O Juiz-Pistoleiro
(Novela)
Cap. 23. Our national hero
Quando o avião estabilizou à altitude de 33 mil pés, o comandante passou os comandos para o co-piloto e ele próprio foi ocupar-se das comunicações, que os americanos já chamavam a partir de Nova Iorque.
O juiz Francis dos Coldres estava sentado no jump seat, atrás do comandante, com a pistola a pressionar-lhe a cabeça. O comandante, muito profissional, parecia imperturbável, apesar do incómodo que sentia na nuca.
Na torre de controlo do aeroporto JFK em Nova Iorque estava uma equipa especial do FBI a dirigir as operações, e o presidente Trump, na iminência de um novo 11 de Setembro, já tinha posto as forças armadas em estado geral de alerta.
Os americanos queriam saber a identidade do sequestrador, como é que estava armado e qual era o alvo do ataque, se o Empire State Building ou o Guggenheim Museum, e o comandante informou tudo direitinho. E queriam saber também se o sequestrador pertencia à Al Qaeda.
Foi nessa altura que o juiz, embora não falasse inglês, percebeu que a conversa revelava muita tensão da parte dos americanos, e ordenou ao comandante que lhes dissesse que não tivessem medo.
-Don't be afraid...
disse o comandante pela frequência de emergência.
-Diz-lhe que nós... portugueses... temos uma grande tradição de sequestro de aviões...
ordenou o juiz.
E o comandante:
-We... the Portuguese... we have a great tradition of plane hijackings…
-Pergunta-lhes se conhecem a família Mortágua…,
continuou o juiz para o comandante. E o comandante, para os americanos:
-Do you know the Mortágua family?...
Silêncio do outro lado.
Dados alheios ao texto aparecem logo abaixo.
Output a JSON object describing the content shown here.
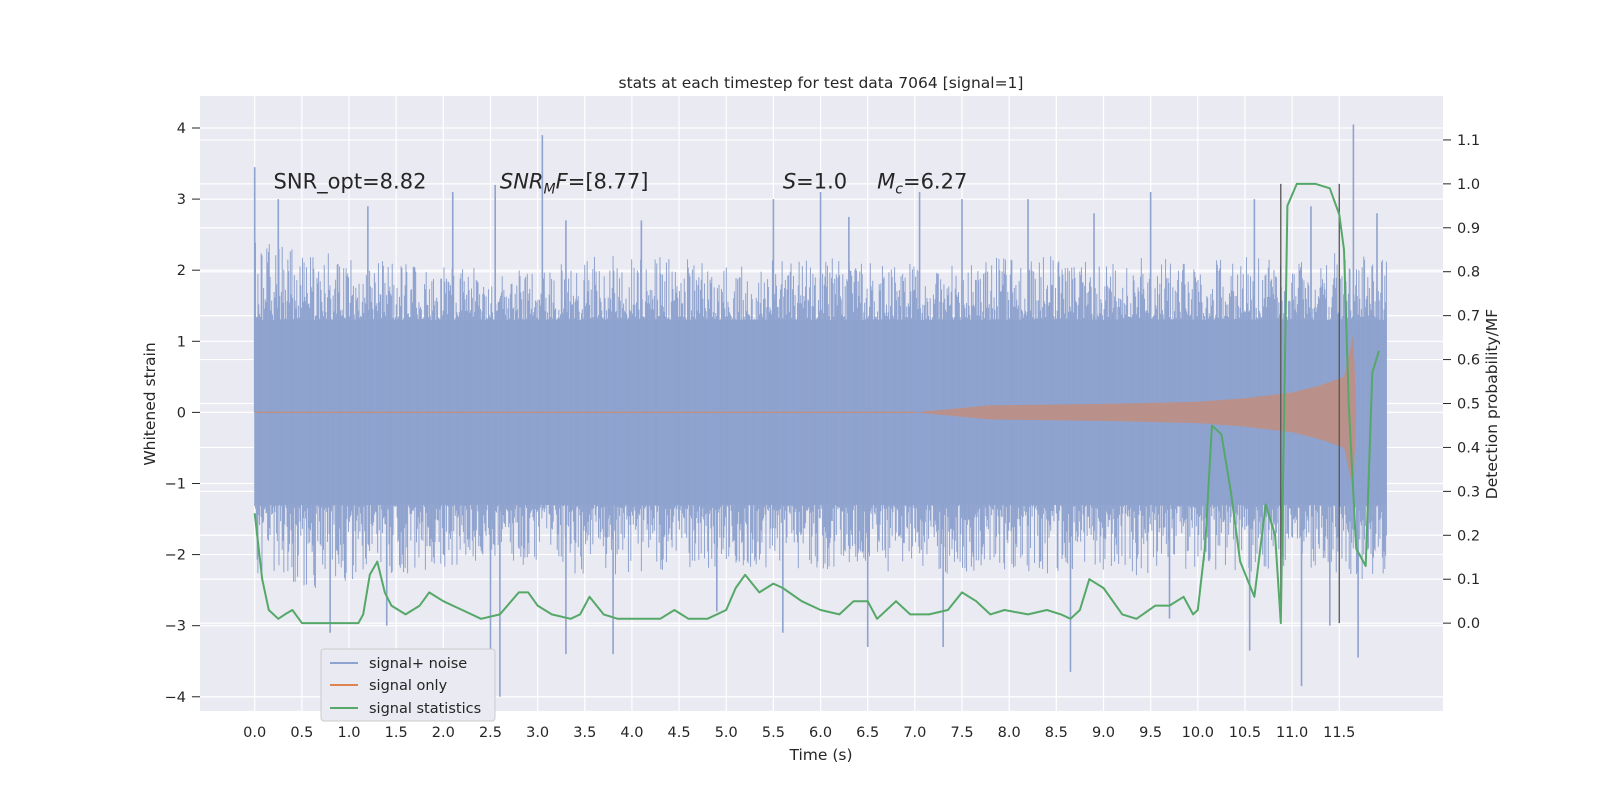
{
  "chart_data": {
    "type": "line",
    "title": "stats at each timestep for test data 7064 [signal=1]",
    "xlabel": "Time (s)",
    "ylabel": "Whitened strain",
    "ylabel_right": "Detection probability/MF",
    "xlim": [
      -0.58,
      12.6
    ],
    "ylim": [
      -4.2,
      4.45
    ],
    "ylim_right": [
      -0.2,
      1.2
    ],
    "x_ticks": [
      "0.0",
      "0.5",
      "1.0",
      "1.5",
      "2.0",
      "2.5",
      "3.0",
      "3.5",
      "4.0",
      "4.5",
      "5.0",
      "5.5",
      "6.0",
      "6.5",
      "7.0",
      "7.5",
      "8.0",
      "8.5",
      "9.0",
      "9.5",
      "10.0",
      "10.5",
      "11.0",
      "11.5"
    ],
    "y_ticks": [
      4,
      3,
      2,
      1,
      0,
      -1,
      -2,
      -3,
      -4
    ],
    "y_tick_labels": [
      "4",
      "3",
      "2",
      "1",
      "0",
      "−1",
      "−2",
      "−3",
      "−4"
    ],
    "y_right_ticks": [
      "0.0",
      "0.1",
      "0.2",
      "0.3",
      "0.4",
      "0.5",
      "0.6",
      "0.7",
      "0.8",
      "0.9",
      "1.0",
      "1.1"
    ],
    "grid": true,
    "legend_position": "bottom-left",
    "colors": {
      "background": "#eaeaf2",
      "grid": "#ffffff",
      "noise": "#8fa3cf",
      "signal": "#dd8452",
      "stats": "#55a868",
      "vline": "#555555"
    },
    "annotations": [
      {
        "text": "SNR_opt=8.82",
        "x": 0.2,
        "y": 3.25
      },
      {
        "text_italic": "SNR",
        "text_sub": "M",
        "text_italic2": "F",
        "text_rest": "=[8.77]",
        "x": 2.6,
        "y": 3.25
      },
      {
        "text_italic": "S",
        "text_rest": "=1.0",
        "x": 5.6,
        "y": 3.25
      },
      {
        "text_italic": "M",
        "text_sub": "c",
        "text_rest": "=6.27",
        "x": 6.6,
        "y": 3.25
      }
    ],
    "vlines": [
      10.88,
      11.5
    ],
    "series": [
      {
        "name": "signal+ noise",
        "kind": "band",
        "t_start": 0.0,
        "t_end": 12.0,
        "core_amplitude": 1.3,
        "envelope_upper": [
          2.4,
          2.3,
          2.2,
          2.1,
          2.1,
          2.0,
          2.0,
          2.2,
          2.2,
          2.2,
          2.1,
          2.2,
          2.2,
          2.1,
          2.1,
          2.1,
          2.2,
          2.2,
          2.1,
          2.2,
          2.1,
          2.2,
          2.1,
          2.3,
          2.2
        ],
        "envelope_lower": [
          -2.3,
          -2.5,
          -2.4,
          -2.3,
          -2.2,
          -2.2,
          -2.2,
          -2.3,
          -2.3,
          -2.2,
          -2.2,
          -2.2,
          -2.2,
          -2.3,
          -2.2,
          -2.3,
          -2.2,
          -2.3,
          -2.3,
          -2.3,
          -2.2,
          -2.3,
          -2.2,
          -2.3,
          -2.4
        ],
        "spikes": [
          {
            "x": 0.0,
            "y": 3.45
          },
          {
            "x": 0.25,
            "y": 3.0
          },
          {
            "x": 1.2,
            "y": 2.9
          },
          {
            "x": 2.1,
            "y": 3.1
          },
          {
            "x": 2.55,
            "y": 3.2
          },
          {
            "x": 3.05,
            "y": 3.9
          },
          {
            "x": 3.3,
            "y": 2.7
          },
          {
            "x": 4.1,
            "y": 2.7
          },
          {
            "x": 5.5,
            "y": 3.0
          },
          {
            "x": 6.0,
            "y": 3.1
          },
          {
            "x": 6.3,
            "y": 2.75
          },
          {
            "x": 7.05,
            "y": 3.1
          },
          {
            "x": 7.5,
            "y": 3.0
          },
          {
            "x": 8.2,
            "y": 3.0
          },
          {
            "x": 8.9,
            "y": 2.8
          },
          {
            "x": 9.5,
            "y": 3.1
          },
          {
            "x": 10.6,
            "y": 3.0
          },
          {
            "x": 11.2,
            "y": 2.9
          },
          {
            "x": 11.65,
            "y": 4.05
          },
          {
            "x": 11.9,
            "y": 2.8
          },
          {
            "x": 0.8,
            "y": -3.1
          },
          {
            "x": 1.4,
            "y": -3.0
          },
          {
            "x": 2.6,
            "y": -4.0
          },
          {
            "x": 2.5,
            "y": -3.6
          },
          {
            "x": 3.3,
            "y": -3.4
          },
          {
            "x": 3.8,
            "y": -3.4
          },
          {
            "x": 5.6,
            "y": -3.1
          },
          {
            "x": 6.5,
            "y": -3.3
          },
          {
            "x": 7.3,
            "y": -3.3
          },
          {
            "x": 8.65,
            "y": -3.65
          },
          {
            "x": 10.55,
            "y": -3.35
          },
          {
            "x": 11.1,
            "y": -3.85
          },
          {
            "x": 11.7,
            "y": -3.45
          },
          {
            "x": 11.4,
            "y": -3.0
          },
          {
            "x": 9.7,
            "y": -2.9
          },
          {
            "x": 4.9,
            "y": -2.8
          }
        ]
      },
      {
        "name": "signal only",
        "kind": "chirp",
        "t_start": 7.0,
        "t_end": 11.68,
        "amplitude": [
          [
            7.0,
            0.0
          ],
          [
            7.8,
            0.1
          ],
          [
            9.0,
            0.12
          ],
          [
            10.0,
            0.15
          ],
          [
            10.5,
            0.2
          ],
          [
            11.0,
            0.28
          ],
          [
            11.3,
            0.38
          ],
          [
            11.55,
            0.5
          ],
          [
            11.65,
            1.1
          ],
          [
            11.68,
            0.0
          ]
        ]
      },
      {
        "name": "signal statistics",
        "kind": "line",
        "axis": "right",
        "x": [
          0.0,
          0.08,
          0.15,
          0.25,
          0.32,
          0.4,
          0.5,
          0.6,
          0.8,
          1.0,
          1.1,
          1.15,
          1.22,
          1.3,
          1.38,
          1.45,
          1.6,
          1.75,
          1.85,
          2.0,
          2.2,
          2.4,
          2.6,
          2.8,
          2.9,
          3.0,
          3.15,
          3.35,
          3.45,
          3.55,
          3.7,
          3.85,
          4.1,
          4.3,
          4.45,
          4.6,
          4.8,
          5.0,
          5.1,
          5.2,
          5.35,
          5.5,
          5.6,
          5.8,
          6.0,
          6.2,
          6.35,
          6.5,
          6.6,
          6.7,
          6.8,
          6.95,
          7.15,
          7.35,
          7.5,
          7.65,
          7.8,
          7.95,
          8.2,
          8.4,
          8.55,
          8.65,
          8.75,
          8.85,
          9.0,
          9.2,
          9.35,
          9.55,
          9.7,
          9.85,
          9.95,
          10.0,
          10.08,
          10.15,
          10.25,
          10.35,
          10.45,
          10.6,
          10.72,
          10.82,
          10.88,
          10.95,
          11.05,
          11.25,
          11.4,
          11.5,
          11.55,
          11.6,
          11.68,
          11.78,
          11.85,
          11.92
        ],
        "y": [
          0.25,
          0.1,
          0.03,
          0.01,
          0.02,
          0.03,
          0.0,
          0.0,
          0.0,
          0.0,
          0.0,
          0.02,
          0.11,
          0.14,
          0.07,
          0.04,
          0.02,
          0.04,
          0.07,
          0.05,
          0.03,
          0.01,
          0.02,
          0.07,
          0.07,
          0.04,
          0.02,
          0.01,
          0.02,
          0.06,
          0.02,
          0.01,
          0.01,
          0.01,
          0.03,
          0.01,
          0.01,
          0.03,
          0.08,
          0.11,
          0.07,
          0.09,
          0.08,
          0.05,
          0.03,
          0.02,
          0.05,
          0.05,
          0.01,
          0.03,
          0.05,
          0.02,
          0.02,
          0.03,
          0.07,
          0.05,
          0.02,
          0.03,
          0.02,
          0.03,
          0.02,
          0.01,
          0.03,
          0.1,
          0.08,
          0.02,
          0.01,
          0.04,
          0.04,
          0.06,
          0.02,
          0.03,
          0.18,
          0.45,
          0.43,
          0.3,
          0.14,
          0.06,
          0.27,
          0.2,
          0.0,
          0.95,
          1.0,
          1.0,
          0.99,
          0.93,
          0.85,
          0.5,
          0.17,
          0.13,
          0.57,
          0.62
        ]
      }
    ],
    "legend": [
      "signal+ noise",
      "signal only",
      "signal statistics"
    ]
  }
}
O comandante resolveu traduzir, tentando a sua sorte:
-Do you know the Deadwater family?...
-Oh yes…,
respondeu do outro lado o chefe do FBI, que acrescentou:
-We have heard about the Deadwater sisters…they are very famous...
O juiz resolveu meter-se na conversa:
-Pergunta-lhes se conhecem o pai, o Camilo…
E o comandante:
-Have you ever heard about Camil Deadwater, our national hero…?
Os americanos nunca tinham ouvido falar.
Foi então que o juiz ordenou ao comandante:
-Diz-lhe que foi o precursor dos sequestros da história moderna da aviação…
E o comandante, para os americanos:
-He was the precursor of hijackings in modern aviation history…
Mas os americanos só tinham ouvido falar das filhas, Joan and Marianne Deadwater.
-Diz-lhe que os sequestros portugueses não são como os da Al Qaeda... os sequestros portugueses terminam sempre bem...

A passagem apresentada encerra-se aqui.